Algunos aplausos se escaparon de las tropas de Bloodfall, ya que todos estaban al tanto de cuántos dioses habían mordido el polvo luchando contra su líder.
—Lo que quizás no sepan es que antes de convertirme en un mata dioses, yo era un MATA DRAGONES…
—dijo Max con una risa loca mientras señalaba hacia los dragones enemigos y las extrañas tropas ghoul debajo de ellos.
—Hoy nuestro rey Regus Aurelius me ha dado la oportunidad de reclamar gloria sin igual reclamando cabezas de dragones y apilándolas una sobre otra para construir una torre más alta que la base defensiva de Satanás.
Y mientras no necesito la ayuda de ninguno de ustedes para lograrlo, creo que será legendario para ustedes presenciarlo.
Por nada más que historias.
Historias que contarán a sus hijos y nietos cuando esta guerra haya terminado sobre cómo vieron a su señor Ravan Bloodfall liderando la vanguardia mientras apilaba cabeza de dragón tras cabeza de dragón tras cabeza de dragón para hacer una torre ¡más grande que la que usa Satanás!
Por supuesto, esta historia tiene dos caminos.
Uno –ustedes dicen que fueron testigos de ello.
Dos –ustedes dicen…
y mis hijos, yo le di a mi señor una de esas cabezas para añadir en su torre…
¡En ese día, yo también, me convertí en un matadragones!
—dijo Max mientras veía las expresiones en los rostros de sus tropas cambiando de nerviosismo a determinación.

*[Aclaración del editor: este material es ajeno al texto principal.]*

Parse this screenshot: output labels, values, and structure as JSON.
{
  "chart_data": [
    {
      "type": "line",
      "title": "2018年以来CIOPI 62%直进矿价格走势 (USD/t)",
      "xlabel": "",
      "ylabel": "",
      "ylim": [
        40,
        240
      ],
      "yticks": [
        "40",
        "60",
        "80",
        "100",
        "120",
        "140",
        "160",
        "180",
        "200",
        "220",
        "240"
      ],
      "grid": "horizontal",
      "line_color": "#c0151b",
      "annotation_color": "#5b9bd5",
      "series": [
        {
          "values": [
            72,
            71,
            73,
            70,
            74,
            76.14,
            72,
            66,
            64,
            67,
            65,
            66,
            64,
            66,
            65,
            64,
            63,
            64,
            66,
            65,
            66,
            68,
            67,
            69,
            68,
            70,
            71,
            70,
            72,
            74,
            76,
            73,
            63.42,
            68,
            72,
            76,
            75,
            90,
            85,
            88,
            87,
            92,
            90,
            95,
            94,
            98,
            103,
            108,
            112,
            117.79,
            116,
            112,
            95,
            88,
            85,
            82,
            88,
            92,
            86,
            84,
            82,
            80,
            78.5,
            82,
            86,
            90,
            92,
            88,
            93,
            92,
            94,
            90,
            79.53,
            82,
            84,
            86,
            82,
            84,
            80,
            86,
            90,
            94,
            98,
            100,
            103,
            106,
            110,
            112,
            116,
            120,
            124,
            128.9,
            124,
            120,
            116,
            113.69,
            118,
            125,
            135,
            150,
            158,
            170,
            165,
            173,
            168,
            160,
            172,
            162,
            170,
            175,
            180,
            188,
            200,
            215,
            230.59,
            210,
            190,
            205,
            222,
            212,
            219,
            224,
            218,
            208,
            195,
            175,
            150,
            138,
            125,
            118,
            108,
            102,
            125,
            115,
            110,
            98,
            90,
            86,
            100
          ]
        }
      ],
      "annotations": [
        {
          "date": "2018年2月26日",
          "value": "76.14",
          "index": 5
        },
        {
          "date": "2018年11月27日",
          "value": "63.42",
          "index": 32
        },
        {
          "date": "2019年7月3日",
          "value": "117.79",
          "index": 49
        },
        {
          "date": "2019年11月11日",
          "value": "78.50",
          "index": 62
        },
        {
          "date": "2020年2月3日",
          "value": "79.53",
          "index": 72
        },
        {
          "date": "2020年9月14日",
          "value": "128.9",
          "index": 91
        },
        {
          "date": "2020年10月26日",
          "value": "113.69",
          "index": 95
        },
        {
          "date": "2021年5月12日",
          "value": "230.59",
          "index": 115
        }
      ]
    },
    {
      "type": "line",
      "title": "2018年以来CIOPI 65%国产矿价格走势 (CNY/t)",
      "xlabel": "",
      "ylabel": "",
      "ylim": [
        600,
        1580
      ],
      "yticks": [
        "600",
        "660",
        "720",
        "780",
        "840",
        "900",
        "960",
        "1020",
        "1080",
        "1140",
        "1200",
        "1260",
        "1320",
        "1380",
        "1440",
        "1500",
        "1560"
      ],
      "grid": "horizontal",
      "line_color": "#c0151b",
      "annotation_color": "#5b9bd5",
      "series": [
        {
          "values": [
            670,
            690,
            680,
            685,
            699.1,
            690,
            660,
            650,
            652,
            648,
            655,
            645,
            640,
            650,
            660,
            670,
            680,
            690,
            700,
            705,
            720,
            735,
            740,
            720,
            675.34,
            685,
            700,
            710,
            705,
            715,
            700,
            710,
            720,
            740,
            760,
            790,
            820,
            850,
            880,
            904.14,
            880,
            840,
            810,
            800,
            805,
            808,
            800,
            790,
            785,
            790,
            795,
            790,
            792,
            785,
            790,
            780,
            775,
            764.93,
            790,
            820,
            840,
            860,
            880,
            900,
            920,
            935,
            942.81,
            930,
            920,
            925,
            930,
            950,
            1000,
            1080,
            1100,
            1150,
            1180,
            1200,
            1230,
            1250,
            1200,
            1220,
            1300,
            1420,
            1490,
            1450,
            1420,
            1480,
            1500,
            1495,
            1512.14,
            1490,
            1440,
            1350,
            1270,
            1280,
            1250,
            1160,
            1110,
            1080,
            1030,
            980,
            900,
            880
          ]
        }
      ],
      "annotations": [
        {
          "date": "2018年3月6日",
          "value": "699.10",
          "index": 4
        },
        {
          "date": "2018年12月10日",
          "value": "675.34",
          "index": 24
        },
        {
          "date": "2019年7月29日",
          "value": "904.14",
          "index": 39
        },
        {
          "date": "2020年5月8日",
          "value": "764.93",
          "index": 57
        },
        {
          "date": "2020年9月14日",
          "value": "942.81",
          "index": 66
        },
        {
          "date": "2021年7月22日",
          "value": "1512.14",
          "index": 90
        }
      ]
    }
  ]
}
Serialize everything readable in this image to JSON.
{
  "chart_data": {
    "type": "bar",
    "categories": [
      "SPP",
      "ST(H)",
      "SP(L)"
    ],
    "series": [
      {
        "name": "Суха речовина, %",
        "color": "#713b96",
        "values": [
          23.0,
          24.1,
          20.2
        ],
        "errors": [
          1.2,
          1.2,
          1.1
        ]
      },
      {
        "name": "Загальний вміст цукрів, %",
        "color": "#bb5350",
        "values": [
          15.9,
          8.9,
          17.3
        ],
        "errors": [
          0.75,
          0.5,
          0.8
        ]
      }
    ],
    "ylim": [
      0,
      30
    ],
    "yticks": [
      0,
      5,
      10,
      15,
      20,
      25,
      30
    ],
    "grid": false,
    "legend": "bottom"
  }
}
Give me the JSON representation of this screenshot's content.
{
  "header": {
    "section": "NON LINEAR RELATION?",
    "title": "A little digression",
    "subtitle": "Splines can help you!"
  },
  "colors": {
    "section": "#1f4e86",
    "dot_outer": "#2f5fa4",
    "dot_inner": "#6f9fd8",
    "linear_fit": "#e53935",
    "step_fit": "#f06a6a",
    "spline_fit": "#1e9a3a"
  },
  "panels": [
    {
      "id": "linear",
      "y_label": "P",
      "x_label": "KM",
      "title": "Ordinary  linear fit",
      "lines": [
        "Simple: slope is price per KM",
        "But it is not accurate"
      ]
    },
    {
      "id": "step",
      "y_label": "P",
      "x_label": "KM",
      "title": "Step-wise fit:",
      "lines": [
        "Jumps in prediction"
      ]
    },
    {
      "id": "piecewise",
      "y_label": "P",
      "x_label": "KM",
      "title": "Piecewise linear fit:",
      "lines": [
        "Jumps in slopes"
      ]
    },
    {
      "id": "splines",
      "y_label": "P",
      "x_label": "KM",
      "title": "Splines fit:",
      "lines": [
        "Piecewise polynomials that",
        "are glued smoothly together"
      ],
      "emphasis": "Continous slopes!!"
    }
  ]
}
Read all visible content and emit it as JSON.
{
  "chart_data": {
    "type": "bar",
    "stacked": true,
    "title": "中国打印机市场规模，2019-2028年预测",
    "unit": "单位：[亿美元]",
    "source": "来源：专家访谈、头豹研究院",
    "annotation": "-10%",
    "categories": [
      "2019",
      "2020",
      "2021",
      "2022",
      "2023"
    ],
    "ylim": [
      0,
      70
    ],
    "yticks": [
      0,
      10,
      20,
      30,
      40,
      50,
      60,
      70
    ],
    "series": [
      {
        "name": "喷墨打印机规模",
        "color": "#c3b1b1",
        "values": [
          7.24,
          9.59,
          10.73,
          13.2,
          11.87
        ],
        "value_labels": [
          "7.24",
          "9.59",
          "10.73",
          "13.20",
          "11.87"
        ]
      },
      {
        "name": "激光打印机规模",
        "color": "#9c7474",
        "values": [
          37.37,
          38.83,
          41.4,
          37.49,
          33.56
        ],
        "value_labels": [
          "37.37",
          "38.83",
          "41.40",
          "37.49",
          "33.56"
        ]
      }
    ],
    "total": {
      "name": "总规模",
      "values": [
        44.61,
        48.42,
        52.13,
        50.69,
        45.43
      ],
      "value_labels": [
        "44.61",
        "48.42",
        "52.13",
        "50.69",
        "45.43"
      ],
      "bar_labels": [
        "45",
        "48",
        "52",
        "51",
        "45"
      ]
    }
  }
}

Max había encendido un fuego debajo de ellos, cambiando la narrativa de una guerra a un simple juego.
—Les ofrezco la oportunidad de presenciar la historia, si desean ser parte de ella o ser un mero observador depende de ustedes —dijo Max mientras de repente se giraba y comenzaba a cargar solo hacia el enemigo con un agudo grito de guerra.
El clon, que no necesitaba más instrucciones, aprovechó el momento diciendo:
—¡Primera Legión, no dejéis que el señor nos supere, yo también quiero un pedazo de historia!
—Carga.
Las tropas de la primera legión, que ya estaban electrificadas, soltaron un grito de guerra ellos mismos y comenzaron a seguir a su señor, seguidos por la segunda legión y luego la tercera y cuarta.
Sobre sus cabezas, los dragones también se lanzaron a la acción ya que marchando en formación detrás del liderazgo de Rhea, comenzaron a lanzarse hacia el enemigo a velocidades que harían que los jets de combate parecieran aviones de juguete.
Aliento de Dragón se encontraba con Aliento de Dragón mientras explotaban todo a través del cielo.
La arena debajo de ellos era barrida; se creaban tormentas de arena menores, sin embargo, todas eran apartadas por Sebastián con un solo movimiento de su muñeca potenciado por el Vayu-Astra.
El tiempo para hablar, el tiempo para planear, el tiempo para prepararse había terminado.
La temida batalla final que decidiría el resultado completo de esta guerra de facciones dimensional había comenzado oficialmente.